3. 2nd COA, Bus. & Prof. Code § 17200
Defendants argue that Plaintiff fails to allege facts that that he has suffered monetary or property loss as a result of Defendants’ actions. See R & B Auto Center, Inc. v. Farmers Group, Inc. (2006) 140 Cal.App.4th 327, 360; Hall v. Time Inc. (2008) 158 Cal.App.4th 847, 855. Similar to the arguments as to the 1st COA, this improperly attempts to dispute Plaintiff’s factual allegations. Plaintiff’s factual allegations sufficiently allege Plaintiff suffering injury as a result of Midland’s actions.

However, as to Deutsche, Deutsche notes that Plaintiff has improperly attempted to assert vicarious liability for Midland’s actions (see FAC ¶ 33), which is improper for a Bus. & Prof. Code § 17200 claim (see, e.g., Emery v. Visa Int’l Service Ass’n (2002) 95 Cal.App.4th 952, 960 (stating that a defendant’s liability must be based on personal participation in and unbridled control over the unfair practices). Plaintiff asserts that the selection of a servicer satisfies this requirement. However, no facts are alleged as to Deutsche’s participation in, control over, or aiding and abetting the alleged unfair practices of Midland. See People v. Sarpas (2014) 225 Cal.App.4th 1539, 1563.

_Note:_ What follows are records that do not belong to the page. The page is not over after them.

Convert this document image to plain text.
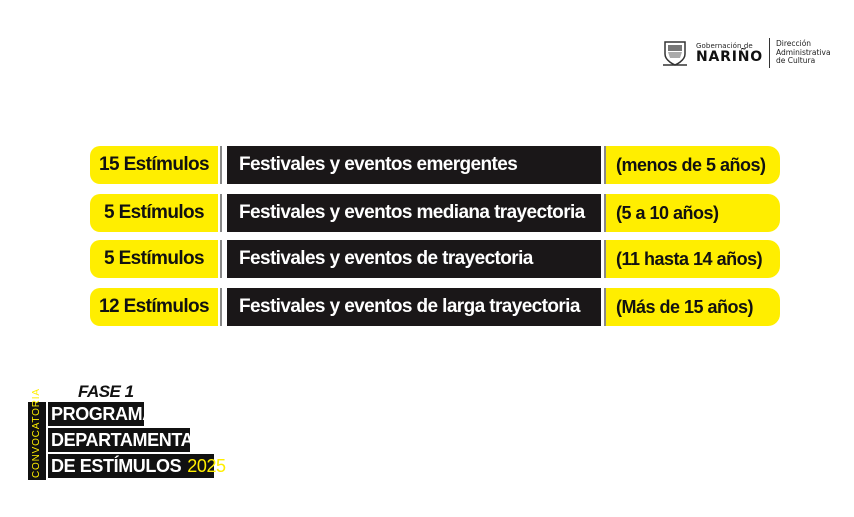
Gobernación de
NARIÑO
Dirección
Administrativa
de Cultura
15 Estímulos	Festivales y eventos emergentes	(menos de 5 años)
5 Estímulos	Festivales y eventos mediana trayectoria	(5 a 10 años)
5 Estímulos	Festivales y eventos de trayectoria	(11 hasta 14 años)
12 Estímulos	Festivales y eventos de larga trayectoria	(Más de 15 años)
FASE 1
CONVOCATORIA PROGRAMA
DEPARTAMENTAL
DE ESTÍMULOS 2025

Therefore, the demurrer is sustained as to the 2nd COA to the extent asserted against Deutsche, and is otherwise overruled.

4. 3rd COA, Civil Code § 2923.5
Defendants argue that Plaintiff fails to allege facts supporting a violation of Civil Code § 2923.5. The Court agrees. Plaintiff alleges that Defendants failed to contact Plaintiff to explore alternatives to foreclosure and challenges the attached declaration to the notice of default as being signed by a person with whom Plaintiff was never in contact. See FAC ¶¶ 22-23. However, Plaintiff’s challenge to the declaration attached to the notice of default is insufficient (see RJN Ex. E (asserting contact was made on 5/21/13)): there is no requirement that the declaration be signed by the individual who is purported to have made contact (see Mabry v. Superior Court (2010) 185 Cal.App.4th 208, 232-35). Plaintiff fails to allege any facts to address the attached declaration to the notice of default to support a violation of Civil Code § 2923.5 under the circumstances alleged in this case. Therefore, the demurrer is sustained as to the 3rd COA.

5. Ruling
The demurrer is sustained as to the 2nd COA to the extent asserted against Deutsche and as to the 3rd COA, and is otherwise overruled. Because this is the first challenge to the pleadings addressed by the Court, Plaintiff’s request for leave to amend is granted. Plaintiff to note that any amendment will be the third attempt to state a cause of action, and any successful demurrer will result in strict scrutiny as to whether further amendment is to be allowed.